I do think there are quite a few things (maybe more so in the enterprise space) where you’d end up rolling your own infrastructure or wrappers. The database driver story is one (assuming, for instance, that you can’t pick Postgres and have a database choice already made.) Since you have a clean slate, things like redis and Postgres seem to have mainstream support. But there will be other things you’ll need where there’s an immature crate that isn’t quite right, or only partially complete, and you’ll have less lift.

Finally, if there are services isolable from the rest of the architecture, Rust might fit–learn it, learn what its strengths are, then see if that experience makes sense in other pieces you’re building out with familiar (or more widely hirable) tech.

I tend to learn things in a very spiral fashion, and it’s taken me 3-4 moderately sized projects for the language to feel more intuitive and natural. As I revisit those projects, I’m still seeing cases where I can create better code (and better designs) with concepts I learned on later projects. That’s good, but I would plan on throwing some of your early code away as you learn. But as mentioned above, a lot of that was the result of picking up bad habits living in managed code for a long time–once I got back to my C/C++ roots, I found Rust to be a delightful improvement over the C/C++ days AND the managed language days.


#10

i dont want to use ruby/python/php/nodejs. I only know nodejs(not a language but a framework I know) anyways.

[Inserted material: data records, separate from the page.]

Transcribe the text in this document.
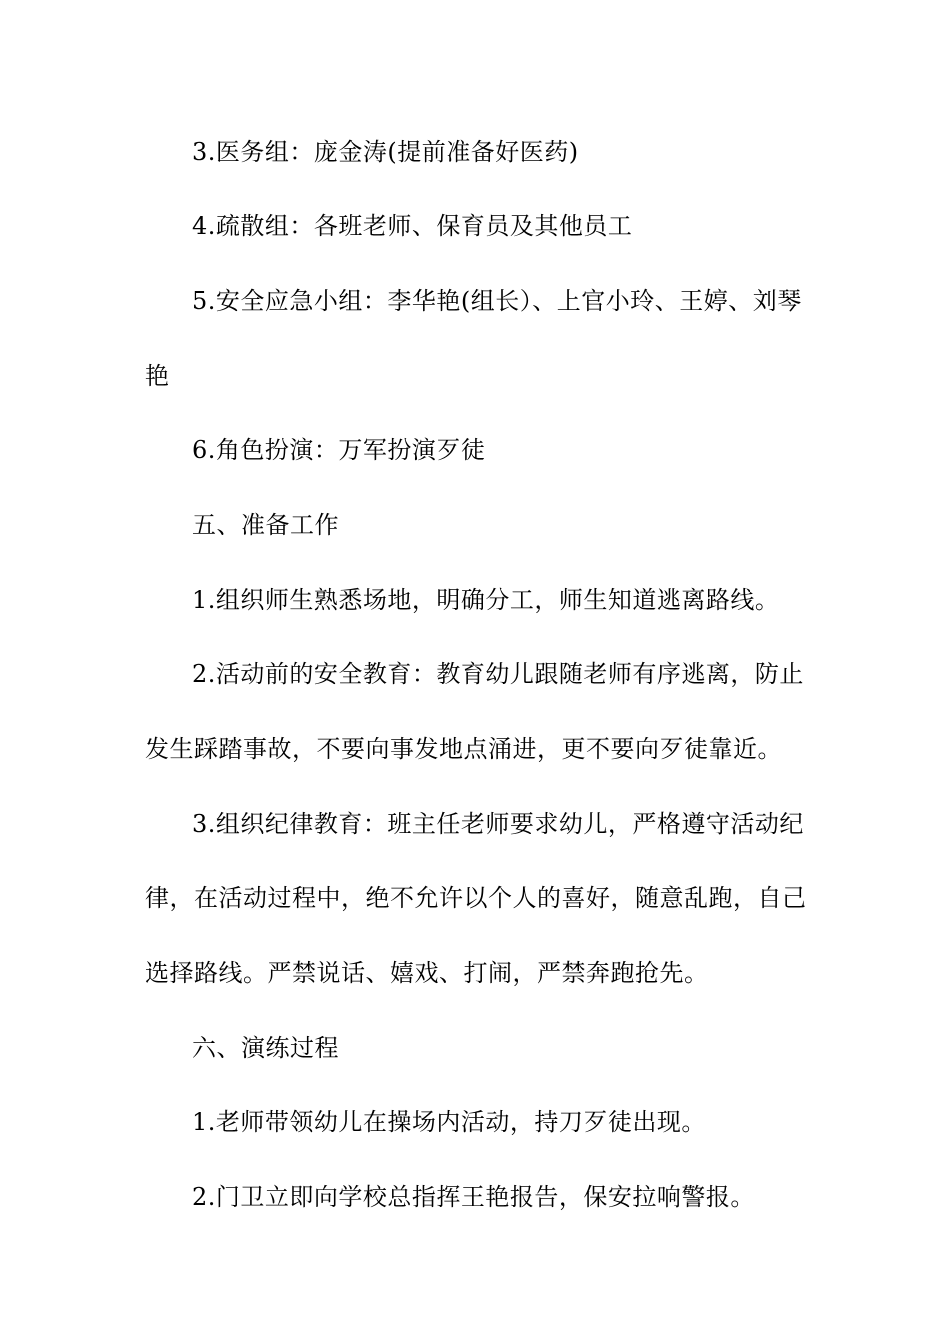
3.医务组：庞金涛(提前准备好医药)
4.疏散组：各班老师、保育员及其他员工
5.安全应急小组：李华艳(组长）、上官小玲、王婷、刘琴
艳
6.角色扮演：万军扮演歹徒
五、准备工作
1.组织师生熟悉场地，明确分工，师生知道逃离路线。
2.活动前的安全教育：教育幼儿跟随老师有序逃离，防止
发生踩踏事故，不要向事发地点涌进，更不要向歹徒靠近。
3.组织纪律教育：班主任老师要求幼儿，严格遵守活动纪
律，在活动过程中，绝不允许以个人的喜好，随意乱跑，自己
选择路线。严禁说话、嬉戏、打闹，严禁奔跑抢先。
六、演练过程
1.老师带领幼儿在操场内活动，持刀歹徒出现。
2.门卫立即向学校总指挥王艳报告，保安拉响警报。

The appeal of Rust is that its not Haskell while still not having null and having a type system that makes sense. None of the OOP that I never use anyways and lead to misunderstandings. Additionally if my startup works well, we can expand on that to do big optimizations.

The alternatives are C# on .NET Core but even though promising it is in a worse state than rust.
Haskell: Never really tried. I read a lot about it.
Erlang: Never used.

Am I missing any other language where the compiler will save me before I ship to clients? (Thats our main reason right there. We want our clients to depend and rely on our code. I dont want it to be ridden with NullReferenceExceptions and segfaults. Of course logic errors can still happen).

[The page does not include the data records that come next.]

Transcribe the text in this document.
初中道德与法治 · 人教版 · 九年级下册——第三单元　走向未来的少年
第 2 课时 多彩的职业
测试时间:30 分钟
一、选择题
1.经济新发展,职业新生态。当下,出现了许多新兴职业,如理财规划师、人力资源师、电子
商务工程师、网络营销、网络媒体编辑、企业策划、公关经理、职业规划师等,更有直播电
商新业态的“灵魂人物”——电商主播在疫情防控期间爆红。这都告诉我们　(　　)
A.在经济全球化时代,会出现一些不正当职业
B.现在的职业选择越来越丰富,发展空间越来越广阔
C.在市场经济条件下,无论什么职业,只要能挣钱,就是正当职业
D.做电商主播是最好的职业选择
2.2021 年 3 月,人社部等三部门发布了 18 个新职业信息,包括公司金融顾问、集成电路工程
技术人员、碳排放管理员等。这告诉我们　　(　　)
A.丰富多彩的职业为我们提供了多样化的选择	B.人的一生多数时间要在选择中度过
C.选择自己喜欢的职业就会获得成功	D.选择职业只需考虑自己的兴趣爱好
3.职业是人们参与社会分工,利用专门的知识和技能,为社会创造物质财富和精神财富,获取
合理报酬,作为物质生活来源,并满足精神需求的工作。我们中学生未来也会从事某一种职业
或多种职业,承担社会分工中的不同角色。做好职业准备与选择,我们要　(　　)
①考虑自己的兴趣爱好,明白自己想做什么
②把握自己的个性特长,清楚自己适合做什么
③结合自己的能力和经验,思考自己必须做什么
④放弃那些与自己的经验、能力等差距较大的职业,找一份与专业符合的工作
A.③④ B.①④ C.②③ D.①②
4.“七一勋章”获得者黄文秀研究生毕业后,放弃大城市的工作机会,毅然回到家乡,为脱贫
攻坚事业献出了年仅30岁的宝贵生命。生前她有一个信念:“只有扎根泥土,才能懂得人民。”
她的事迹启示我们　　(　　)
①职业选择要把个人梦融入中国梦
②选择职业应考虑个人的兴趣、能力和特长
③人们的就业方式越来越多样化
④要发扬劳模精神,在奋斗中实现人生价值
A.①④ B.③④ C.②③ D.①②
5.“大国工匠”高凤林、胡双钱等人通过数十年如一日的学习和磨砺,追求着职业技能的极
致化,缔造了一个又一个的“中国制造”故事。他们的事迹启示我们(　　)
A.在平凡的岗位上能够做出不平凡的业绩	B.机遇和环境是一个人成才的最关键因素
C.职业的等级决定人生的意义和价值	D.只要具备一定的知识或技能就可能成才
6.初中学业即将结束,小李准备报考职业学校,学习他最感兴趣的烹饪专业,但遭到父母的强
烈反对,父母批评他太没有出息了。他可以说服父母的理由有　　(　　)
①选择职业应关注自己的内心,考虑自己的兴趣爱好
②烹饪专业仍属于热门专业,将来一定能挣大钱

I feel pretty confident Rust might proven to be a good selective barrier to not hire the wrong people in the first place.

As a side note: where is the best place to ask noob questions? I am reading The book and tried to implement map on (A, A). Is there any difference between &u64 and u64 since u64 implements Copy? (I know they have different semantics but they express the same thing!). Can I go from one to the other?


#11

It depends, Ada and Eiffel may also be an option in general although both are not so well suited for database and web stuff that you seem to be interested in.

Here (in the Rust user forum), StackOverflow, IRC channel and Reddit, especially:


#12

Thanks !


#13

You can lint using nightly, a deploy with stable.


#14

I find the main IRC channel a good place for my noob questions; that said, if you’re implementing a map, using & means most anything can be stored, vs only things that can be copied.